The Speckle Park is a modern Canadian breed of beef cattle. It was developed in the Canadian province of Saskatchewan from 1959, by cross-breeding stock of the Scottish Aberdeen Angus and Shorthorn breeds; the spotted or speckled pattern for which it is named derived from a single bull with the colour-pointed markings of the British White Park. It is one of only a few beef cattle breeds developed in Canada.

The Speckle Park was officially recognised as an 'evolving breed' in 1995, and received full 'distinct breed' recognition from the Canadian government in 2006. Some have been exported to Australia, to Ireland and to the United Kingdom.

Numbers are low, and in Canada it is an endangered breed.

== History ==

The Speckle Park was developed in the Canadian province of Saskatchewan from 1959, by cross-breeding stock of the Scottish Aberdeen Angus and Shorthorn breeds; the spotted or speckled pattern for which it is named derived from a single bull with the colour-pointed markings of the British White Park.

A breed association, the Canadian Speckle Park Association, was formed in 1985. In 1995 the byelaws of the association received ministerial approval and the Speckle Park was officially recognised as an 'evolving breed'. It received full 'distinct breed' recognition from the Canadian government in 2006.

Some have been exported to Australia, to Ireland and to the United Kingdom.

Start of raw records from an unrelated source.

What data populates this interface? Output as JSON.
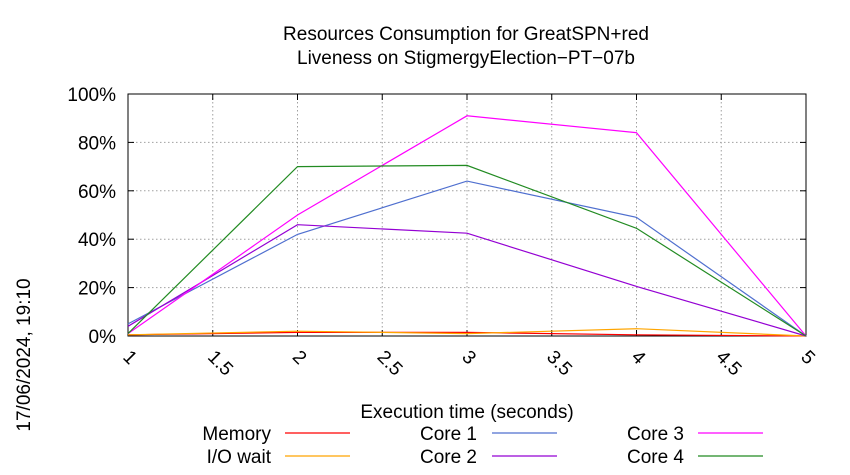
{
  "timestamp": "17/06/2024, 19:10",
  "chart_data": {
    "type": "line",
    "title": "Resources Consumption for GreatSPN+red",
    "subtitle": "Liveness on StigmergyElection−PT−07b",
    "xlabel": "Execution time (seconds)",
    "ylabel": "",
    "xlim": [
      1,
      5
    ],
    "ylim": [
      0,
      100
    ],
    "x_ticks": [
      "1",
      "1.5",
      "2",
      "2.5",
      "3",
      "3.5",
      "4",
      "4.5",
      "5"
    ],
    "y_ticks": [
      "0%",
      "20%",
      "40%",
      "60%",
      "80%",
      "100%"
    ],
    "grid": true,
    "legend_position": "bottom",
    "series": [
      {
        "name": "Memory",
        "color": "#ff0000",
        "x": [
          1,
          2,
          3,
          4,
          5
        ],
        "values": [
          0.5,
          1.5,
          1.5,
          0.5,
          0
        ]
      },
      {
        "name": "I/O wait",
        "color": "#ffa500",
        "x": [
          1,
          2,
          3,
          4,
          5
        ],
        "values": [
          0.5,
          2,
          1,
          3,
          0
        ]
      },
      {
        "name": "Core 1",
        "color": "#4f6fcf",
        "x": [
          1,
          2,
          3,
          4,
          5
        ],
        "values": [
          5,
          42,
          64,
          49,
          0
        ]
      },
      {
        "name": "Core 2",
        "color": "#9400d3",
        "x": [
          1,
          2,
          3,
          4,
          5
        ],
        "values": [
          4,
          46,
          42.5,
          20.5,
          0
        ]
      },
      {
        "name": "Core 3",
        "color": "#ff00ff",
        "x": [
          1,
          2,
          3,
          4,
          5
        ],
        "values": [
          1,
          50,
          91,
          84,
          0
        ]
      },
      {
        "name": "Core 4",
        "color": "#228b22",
        "x": [
          1,
          2,
          3,
          4,
          5
        ],
        "values": [
          1,
          70,
          70.5,
          44.5,
          0
        ]
      }
    ]
  }
}
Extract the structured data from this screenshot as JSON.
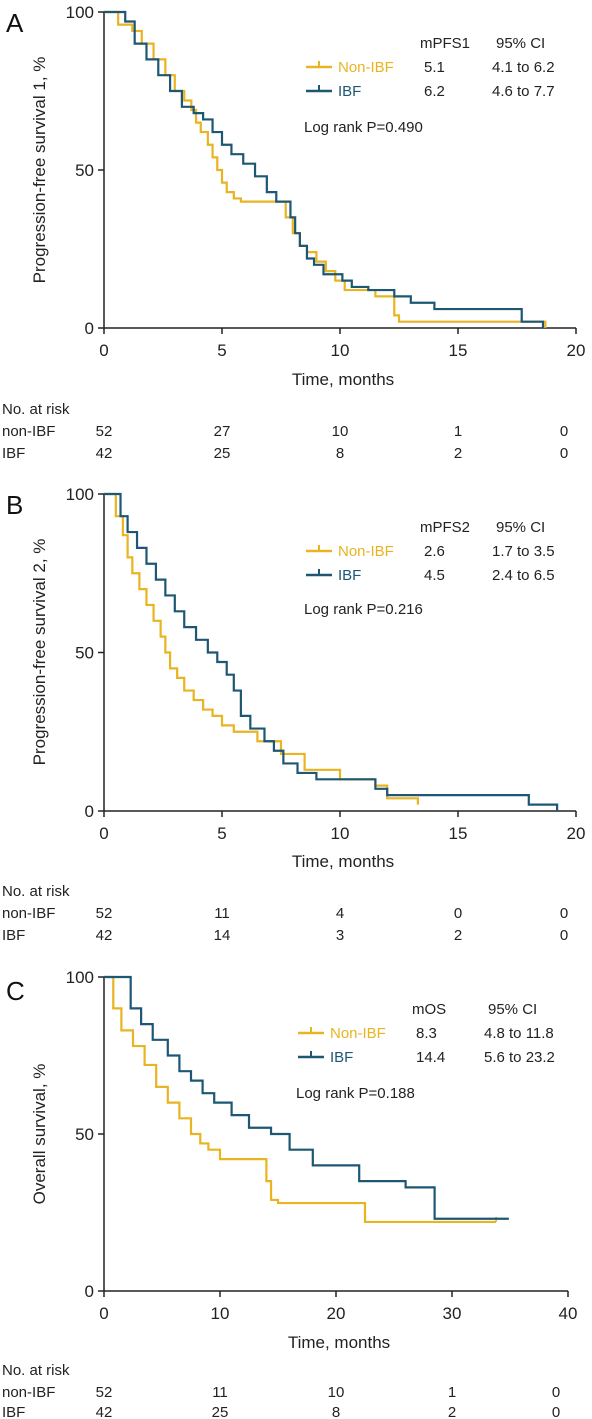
{
  "colors": {
    "non_ibf": "#e8b422",
    "ibf": "#1e5773",
    "axis": "#222222"
  },
  "risk_title": "No. at risk",
  "chart_data": [
    {
      "panel": "A",
      "type": "line",
      "subtype": "kaplan-meier",
      "xlabel": "Time, months",
      "ylabel": "Progression-free survival 1, %",
      "xlim": [
        0,
        20
      ],
      "ylim": [
        0,
        100
      ],
      "xticks": [
        0,
        5,
        10,
        15,
        20
      ],
      "yticks": [
        0,
        50,
        100
      ],
      "legend": {
        "placement": "top-right",
        "header": [
          "mPFS1",
          "95% CI"
        ],
        "rows": [
          {
            "name": "Non-IBF",
            "median": "5.1",
            "ci": "4.1 to 6.2"
          },
          {
            "name": "IBF",
            "median": "6.2",
            "ci": "4.6 to 7.7"
          }
        ]
      },
      "logrank": "Log rank P=0.490",
      "series": [
        {
          "name": "Non-IBF",
          "color": "#e8b422",
          "x": [
            0,
            0.6,
            1.2,
            1.6,
            2.1,
            2.6,
            3.0,
            3.4,
            3.7,
            3.9,
            4.1,
            4.4,
            4.6,
            4.8,
            5.0,
            5.2,
            5.5,
            5.8,
            7.7,
            8.0,
            8.3,
            8.6,
            9.0,
            9.4,
            9.8,
            10.2,
            11.5,
            12.3,
            12.5,
            14.0,
            18.5,
            18.7
          ],
          "y": [
            100,
            96,
            94,
            90,
            85,
            80,
            75,
            72,
            69,
            65,
            62,
            58,
            54,
            50,
            46,
            43,
            41,
            40,
            35,
            30,
            26,
            24,
            21,
            18,
            15,
            12,
            10,
            4,
            2,
            2,
            2,
            0
          ]
        },
        {
          "name": "IBF",
          "color": "#1e5773",
          "x": [
            0,
            0.9,
            1.3,
            1.8,
            2.3,
            2.8,
            3.3,
            3.8,
            4.2,
            4.6,
            5.0,
            5.4,
            5.9,
            6.4,
            6.9,
            7.3,
            7.9,
            8.1,
            8.3,
            8.6,
            8.9,
            9.3,
            10.1,
            10.5,
            11.2,
            12.3,
            13.0,
            14.0,
            17.7,
            18.6
          ],
          "y": [
            100,
            97,
            90,
            85,
            80,
            75,
            70,
            68,
            66,
            62,
            58,
            55,
            52,
            48,
            43,
            40,
            35,
            30,
            26,
            22,
            20,
            17,
            15,
            13,
            12,
            10,
            8,
            6,
            2,
            0
          ]
        }
      ],
      "risk_table": {
        "times": [
          0,
          5,
          10,
          15,
          20
        ],
        "rows": [
          {
            "label": "non-IBF",
            "values": [
              "52",
              "27",
              "10",
              "1",
              "0"
            ]
          },
          {
            "label": "IBF",
            "values": [
              "42",
              "25",
              "8",
              "2",
              "0"
            ]
          }
        ]
      }
    },
    {
      "panel": "B",
      "type": "line",
      "subtype": "kaplan-meier",
      "xlabel": "Time, months",
      "ylabel": "Progression-free survival 2, %",
      "xlim": [
        0,
        20
      ],
      "ylim": [
        0,
        100
      ],
      "xticks": [
        0,
        5,
        10,
        15,
        20
      ],
      "yticks": [
        0,
        50,
        100
      ],
      "legend": {
        "placement": "top-right",
        "header": [
          "mPFS2",
          "95% CI"
        ],
        "rows": [
          {
            "name": "Non-IBF",
            "median": "2.6",
            "ci": "1.7 to 3.5"
          },
          {
            "name": "IBF",
            "median": "4.5",
            "ci": "2.4 to 6.5"
          }
        ]
      },
      "logrank": "Log rank P=0.216",
      "series": [
        {
          "name": "Non-IBF",
          "color": "#e8b422",
          "x": [
            0,
            0.5,
            0.8,
            1.0,
            1.2,
            1.5,
            1.8,
            2.1,
            2.4,
            2.6,
            2.8,
            3.1,
            3.4,
            3.8,
            4.2,
            4.6,
            5.0,
            5.5,
            6.5,
            7.5,
            8.5,
            10.0,
            11.5,
            12.0,
            13.3
          ],
          "y": [
            100,
            93,
            87,
            80,
            75,
            70,
            65,
            60,
            55,
            50,
            45,
            42,
            38,
            35,
            32,
            30,
            27,
            25,
            22,
            18,
            13,
            10,
            8,
            4,
            2
          ]
        },
        {
          "name": "IBF",
          "color": "#1e5773",
          "x": [
            0,
            0.7,
            1.0,
            1.4,
            1.8,
            2.2,
            2.6,
            3.0,
            3.4,
            3.9,
            4.4,
            4.8,
            5.2,
            5.5,
            5.8,
            6.2,
            6.8,
            7.2,
            7.6,
            8.2,
            9.0,
            11.5,
            12.0,
            18.0,
            19.2
          ],
          "y": [
            100,
            93,
            88,
            83,
            78,
            73,
            68,
            63,
            58,
            54,
            50,
            47,
            43,
            38,
            30,
            26,
            22,
            19,
            15,
            12,
            10,
            7,
            5,
            2,
            0
          ]
        }
      ],
      "risk_table": {
        "times": [
          0,
          5,
          10,
          15,
          20
        ],
        "rows": [
          {
            "label": "non-IBF",
            "values": [
              "52",
              "11",
              "4",
              "0",
              "0"
            ]
          },
          {
            "label": "IBF",
            "values": [
              "42",
              "14",
              "3",
              "2",
              "0"
            ]
          }
        ]
      }
    },
    {
      "panel": "C",
      "type": "line",
      "subtype": "kaplan-meier",
      "xlabel": "Time, months",
      "ylabel": "Overall survival, %",
      "xlim": [
        0,
        40
      ],
      "ylim": [
        0,
        100
      ],
      "xticks": [
        0,
        10,
        20,
        30,
        40
      ],
      "yticks": [
        0,
        50,
        100
      ],
      "legend": {
        "placement": "top-right",
        "header": [
          "mOS",
          "95% CI"
        ],
        "rows": [
          {
            "name": "Non-IBF",
            "median": "8.3",
            "ci": "4.8 to 11.8"
          },
          {
            "name": "IBF",
            "median": "14.4",
            "ci": "5.6 to 23.2"
          }
        ]
      },
      "logrank": "Log rank P=0.188",
      "series": [
        {
          "name": "Non-IBF",
          "color": "#e8b422",
          "x": [
            0,
            0.8,
            1.5,
            2.5,
            3.5,
            4.5,
            5.5,
            6.5,
            7.5,
            8.3,
            9.0,
            10.0,
            14.0,
            14.4,
            15.0,
            22.5,
            33.8
          ],
          "y": [
            100,
            90,
            83,
            78,
            72,
            65,
            60,
            55,
            50,
            47,
            45,
            42,
            35,
            29,
            28,
            22,
            22
          ]
        },
        {
          "name": "IBF",
          "color": "#1e5773",
          "x": [
            0,
            2.3,
            3.2,
            4.2,
            5.5,
            6.5,
            7.5,
            8.5,
            9.5,
            11.0,
            12.5,
            14.4,
            16.0,
            18.0,
            22.0,
            26.0,
            28.5,
            34.9
          ],
          "y": [
            100,
            90,
            85,
            80,
            75,
            70,
            67,
            63,
            60,
            56,
            52,
            50,
            45,
            40,
            35,
            33,
            23,
            23
          ]
        }
      ],
      "risk_table": {
        "times": [
          0,
          10,
          20,
          30,
          40
        ],
        "rows": [
          {
            "label": "non-IBF",
            "values": [
              "52",
              "11",
              "10",
              "1",
              "0"
            ]
          },
          {
            "label": "IBF",
            "values": [
              "42",
              "25",
              "8",
              "2",
              "0"
            ]
          }
        ]
      }
    }
  ]
}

In 2020 the Canadian population of the cattle was reported to DAD-IS at just over 1400 head; in 2021 the conservation status of the breed was reported as "at risk/endangered".

== Characteristics ==

Canadian Speckle Park is so named because of the colour pattern of the cattle. They are most often colour-sided, black with white spine and underbelly, with speckling to the hips and shoulders. They may also be colour-pointed, white with black points (i.e., black nose, ears and feet); or, less commonly, solid black.